Another trick for assessing how your cells are doing is to use a media containing a phenol red pH indicator dye. As the cells eat up the nutrients in their wells you’ll notice the media changes from pink to slightly yellow over time. You should notice this change with each feeding, and if you don’t, they might no longer be viable.
Finally, the integrity of an ALI culture can be directly quantified by measuring the resistance to electrical current between electrodes placed in media above and below the cell layers. This technique, called TEER (transepithelial electrical resistance),3 is also a great tool for tracking the progression of an infection or any other manipulation you think might affect your cells’ barrier function.
To the traditional tissue culturist, working with ALI cells may seem a bit strange at first, but they’re really a wonderful system that can provide a lot of information and opportunities for cool new experiments.
References
1. Myerburg MM, Harvey PR, Heidrich EM, Pilewski JM, Butterworth MB. Acute regulation of the epithelial sodium channel in airway epithelia by proteases and trafficking. Am J Respir Cell Mol Biol.43(6): 712-9 (2010). doi: 10.1165/rcmb.2009-0348OC. PubMed PMID: 20097829; PMCID: PMC2993091.
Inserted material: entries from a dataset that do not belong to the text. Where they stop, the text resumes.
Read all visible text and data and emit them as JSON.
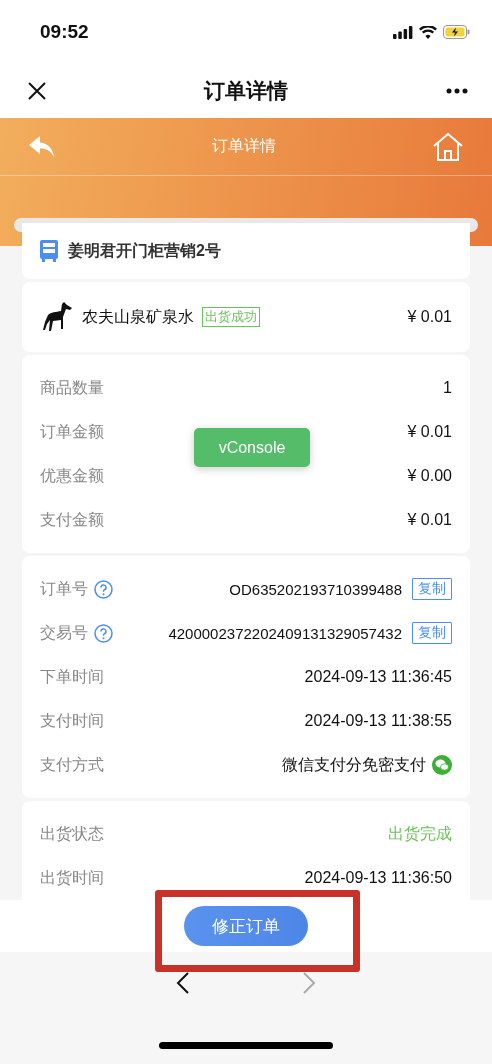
{
  "status_bar": {
    "time": "09:52"
  },
  "nav_bar": {
    "title": "订单详情"
  },
  "header": {
    "title": "订单详情"
  },
  "store": {
    "name": "姜明君开门柜营销2号"
  },
  "product": {
    "name": "农夫山泉矿泉水",
    "tag": "出货成功",
    "price": "¥ 0.01"
  },
  "summary": [
    {
      "label": "商品数量",
      "value": "1"
    },
    {
      "label": "订单金额",
      "value": "¥ 0.01"
    },
    {
      "label": "优惠金额",
      "value": "¥ 0.00"
    },
    {
      "label": "支付金额",
      "value": "¥ 0.01"
    }
  ],
  "order_info": [
    {
      "kind": "copy",
      "label": "订单号",
      "value": "OD635202193710399488",
      "copy": "复制"
    },
    {
      "kind": "copy",
      "label": "交易号",
      "value": "4200002372202409131329057432",
      "copy": "复制"
    },
    {
      "kind": "plain",
      "label": "下单时间",
      "value": "2024-09-13 11:36:45"
    },
    {
      "kind": "plain",
      "label": "支付时间",
      "value": "2024-09-13 11:38:55"
    },
    {
      "kind": "wechat",
      "label": "支付方式",
      "value": "微信支付分免密支付"
    }
  ],
  "shipment": [
    {
      "kind": "status",
      "label": "出货状态",
      "value": "出货完成"
    },
    {
      "kind": "plain",
      "label": "出货时间",
      "value": "2024-09-13 11:36:50"
    }
  ],
  "vconsole": {
    "label": "vConsole"
  },
  "action_button": {
    "label": "修正订单"
  },
  "browser_bar": {
    "back_disabled": false,
    "forward_disabled": true
  }
}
2. Nturibi E, Bhagwat AR, Coburn S, Myerburg MM, Lakdawala SS. Intracellular Colocalization of Influenza Viral RNA and Rab11A Is Dependent upon Microtubule Filaments. J Virol. 91(19) (2017). doi: 10.1128/JVI.01179-17. PubMed PMID: 28724771; PMCID: PMC5599730.
3. Srinivasan B, Kolli AR, Esch MB, Abaci HE, Shuler ML, Hickman JJ. TEER measurement techniques for in vitro barrier model systems. J Lab Autom. 20(2):107-26 (2015). doi: 10.1177/2211068214561025. PubMed PMID: 25586998; PMCID: PMC4652793.